How competitive are you with your system?


Do you try to rank your system with others’?    
Or are you content with enjoying your rig for what it is?

rvpiano

"The only bragging rights would be for "how much was spent" which is at least objective, but does not say much else about the sound."

 

That would depend on your crowd.  Those at AK typically take the opposite approach..., i.e., "how little was spent for the results obtained".

Unfortunately, it is impossible to accurately portray all aspects of the "results obtained" over the net and this requires attendance at the venue.

BUT, a good YouTube video can go a long way, and while you’ll never portray all the nuance, you will hear anomalies in the response and get a good idea of what the system is capable of, and you will know if it is garbage.  Of course this assumes that you have a fairly neutral playback system on which to hear the videos or listen over good headphones and the video was well done.

@mwinkc I only know people with the best ears. They come listen and they won't leave. I can't get them out. They will tell you. :)

toddalin

... a good YouTube video can go a long way, and while you’ll never portray all the nuance, you will hear anomalies in the response and get a good idea of what the system is capable of ...

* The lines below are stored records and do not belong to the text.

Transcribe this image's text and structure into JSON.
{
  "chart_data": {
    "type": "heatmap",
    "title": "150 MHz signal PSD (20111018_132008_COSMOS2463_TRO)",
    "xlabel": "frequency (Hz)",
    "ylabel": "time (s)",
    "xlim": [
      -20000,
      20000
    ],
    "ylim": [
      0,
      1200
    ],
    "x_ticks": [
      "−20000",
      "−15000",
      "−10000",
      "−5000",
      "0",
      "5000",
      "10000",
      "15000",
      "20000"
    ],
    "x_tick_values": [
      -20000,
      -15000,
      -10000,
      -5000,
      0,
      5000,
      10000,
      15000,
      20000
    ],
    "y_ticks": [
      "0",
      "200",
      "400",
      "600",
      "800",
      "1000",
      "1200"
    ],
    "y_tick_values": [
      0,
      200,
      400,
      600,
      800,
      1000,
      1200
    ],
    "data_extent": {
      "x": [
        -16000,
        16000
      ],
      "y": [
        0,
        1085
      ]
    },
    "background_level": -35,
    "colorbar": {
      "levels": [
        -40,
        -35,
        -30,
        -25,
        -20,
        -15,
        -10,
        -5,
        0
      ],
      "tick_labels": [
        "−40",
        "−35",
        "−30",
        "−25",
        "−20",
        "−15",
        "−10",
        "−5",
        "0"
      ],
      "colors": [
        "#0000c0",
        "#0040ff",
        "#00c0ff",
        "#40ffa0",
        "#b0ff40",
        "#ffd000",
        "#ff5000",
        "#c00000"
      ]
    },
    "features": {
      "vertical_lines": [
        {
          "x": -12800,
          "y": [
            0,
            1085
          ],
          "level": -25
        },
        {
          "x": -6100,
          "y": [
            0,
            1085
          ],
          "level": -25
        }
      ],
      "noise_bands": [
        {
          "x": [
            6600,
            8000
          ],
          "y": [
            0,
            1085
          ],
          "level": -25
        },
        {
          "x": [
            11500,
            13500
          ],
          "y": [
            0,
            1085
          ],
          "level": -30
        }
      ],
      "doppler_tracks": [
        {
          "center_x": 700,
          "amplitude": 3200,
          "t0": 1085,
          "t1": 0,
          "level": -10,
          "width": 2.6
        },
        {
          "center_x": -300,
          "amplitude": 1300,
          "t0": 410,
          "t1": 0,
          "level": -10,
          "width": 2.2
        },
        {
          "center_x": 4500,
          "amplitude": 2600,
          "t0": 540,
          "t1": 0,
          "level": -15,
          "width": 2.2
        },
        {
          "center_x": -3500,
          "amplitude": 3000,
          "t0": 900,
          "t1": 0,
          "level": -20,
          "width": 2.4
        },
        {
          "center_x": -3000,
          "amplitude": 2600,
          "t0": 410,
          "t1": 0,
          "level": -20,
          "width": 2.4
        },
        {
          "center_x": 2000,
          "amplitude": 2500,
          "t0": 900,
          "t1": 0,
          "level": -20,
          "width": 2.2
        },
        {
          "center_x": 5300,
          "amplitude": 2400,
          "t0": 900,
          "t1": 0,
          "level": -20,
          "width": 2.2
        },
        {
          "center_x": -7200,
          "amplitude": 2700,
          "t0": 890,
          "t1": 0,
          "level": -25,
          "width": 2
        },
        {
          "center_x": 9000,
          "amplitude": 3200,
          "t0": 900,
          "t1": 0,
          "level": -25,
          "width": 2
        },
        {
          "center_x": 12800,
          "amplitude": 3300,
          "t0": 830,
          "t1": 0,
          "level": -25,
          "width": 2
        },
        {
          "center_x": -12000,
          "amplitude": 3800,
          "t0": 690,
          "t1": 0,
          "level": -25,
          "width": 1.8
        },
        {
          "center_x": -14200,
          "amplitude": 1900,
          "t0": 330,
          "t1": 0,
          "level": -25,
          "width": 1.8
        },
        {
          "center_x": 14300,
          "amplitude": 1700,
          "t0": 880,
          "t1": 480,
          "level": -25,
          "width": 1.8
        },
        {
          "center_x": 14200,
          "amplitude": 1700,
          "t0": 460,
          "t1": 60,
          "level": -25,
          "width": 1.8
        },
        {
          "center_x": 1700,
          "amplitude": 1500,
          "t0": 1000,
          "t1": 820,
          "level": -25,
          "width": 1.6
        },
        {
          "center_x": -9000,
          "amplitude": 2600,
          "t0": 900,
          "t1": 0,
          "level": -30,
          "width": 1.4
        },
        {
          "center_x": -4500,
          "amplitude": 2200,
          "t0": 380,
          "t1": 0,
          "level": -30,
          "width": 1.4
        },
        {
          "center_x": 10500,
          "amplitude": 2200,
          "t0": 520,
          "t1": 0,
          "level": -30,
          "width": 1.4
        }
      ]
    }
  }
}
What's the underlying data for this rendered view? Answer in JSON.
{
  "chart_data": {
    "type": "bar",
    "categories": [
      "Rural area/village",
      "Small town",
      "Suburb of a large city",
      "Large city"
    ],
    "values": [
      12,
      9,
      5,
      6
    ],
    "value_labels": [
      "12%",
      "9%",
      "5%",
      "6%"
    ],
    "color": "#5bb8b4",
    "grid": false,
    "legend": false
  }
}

YouTube uses lossy audio - not unlike mp3 files - and it sounds like it. The visual component adds no value. YT just can’t tell you much about how a system sounds. Of course many people are happy with lossy audio. Just look at the popularity of Spotify!

I don't see how any reasonable evaluation via youtube is possible.  First, it takes a master recording engineer to do a recording properly and good microphones cost many thousands of dollars each, and many are needed so that the right microphone for the job can be selected.  Even with all of that, how will one know that the recording is faithful to the original without playing it back on a system which has its own sound; the only way to sort of close the loop is to hear the system in its original venue and hear the recorded playback immediately on multiple systems to confirm that the recording is reasonably faithful.  And even if you have that, the youtube watcher has a completely different system coloring the results such that any comparison is hopelessly flawed.  The only way to compare systems is to hear them in person, and the result is a purely individual, subjective assessment, not all that useful unless there was a big panel of judges that makes it sort of like a baking contest--the "winner" is a rough consensus choice.

Any "contest" comparing systems is NOT about the sound because there is never a valid sonic comparison.  It is about something else--how nice something looks, how much was spent or how little was spent, or how may pieces made the Stereophile category A list, etc.  

@cleeds

That’s because you don’t know how to use it.

It will tell you if a system has a smooth frequency response in the room and if there are peaks and nodes (assuming a good recording).

Also, to do this, you need to go back and find the original direct transfer and that is what you are comparing the system too.

You are not listening to "what it sounds like" but rather "how close does it sound to the direct transfer" when listening on your quality monitoring system.

If you do comparisons in this manner, you will hear what the room sounds like as well as deviations in the system.

Sure, you loose imaging, soundstage, and the like, but you can tell trash from treasure.